“Unsupervised Machine Translation Using Monolingual Corpora Only,” posted to arXiv on October 31, 2017 by Guillaume Lample, Alexis Conneau, Ludovic Denoyer, and Marc’Aurelio Ranzato, asked a striking question: can a system learn to translate between two languages without ever seeing a single matched pair of sentences? The answer was yes.
The method maps sentences from both languages into a shared latent space and trains the model to reconstruct text in each language from that common representation, using denoising and iterative back-translation to bootstrap a translator from monolingual data alone. The paper reported BLEU scores of 32.8 (English-French) and 15.1 (English-German) “without using even a single parallel sentence at training time,” far above earlier word-by-word baselines.

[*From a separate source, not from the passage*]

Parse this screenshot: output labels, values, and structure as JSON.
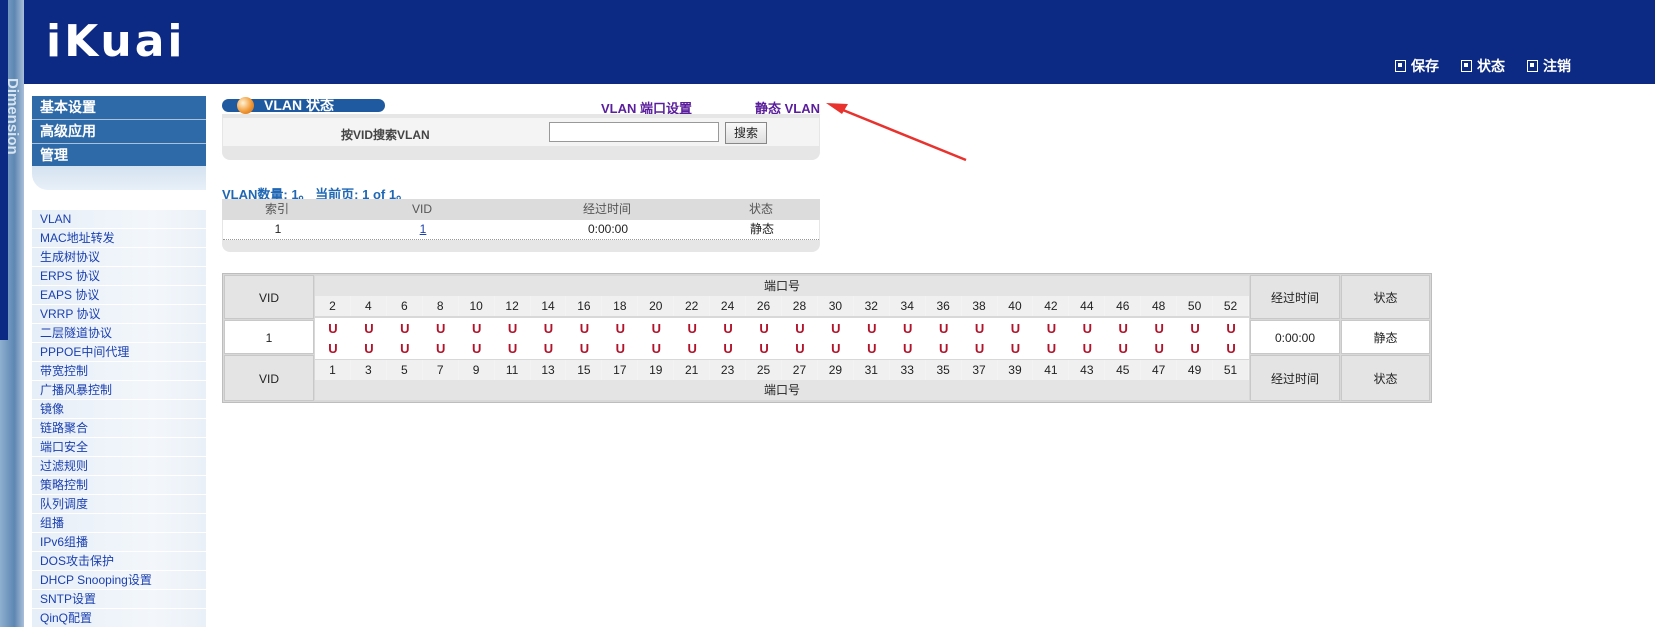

This mattered because high-quality parallel corpora exist for only a small number of language pairs, while raw monolingual text is abundant in many more languages. Unsupervised translation pointed to a path for the thousands of languages that lack the bilingual data that traditional systems depend on, and the techniques fed directly into later cross-lingual models like XLM and large multilingual translation systems.
For businesses, the durable insight is that valuable capabilities can sometimes be built from cheap, plentiful, unlabeled data when the expensive labeled data does not exist, which is the normal situation for most of the world’s languages.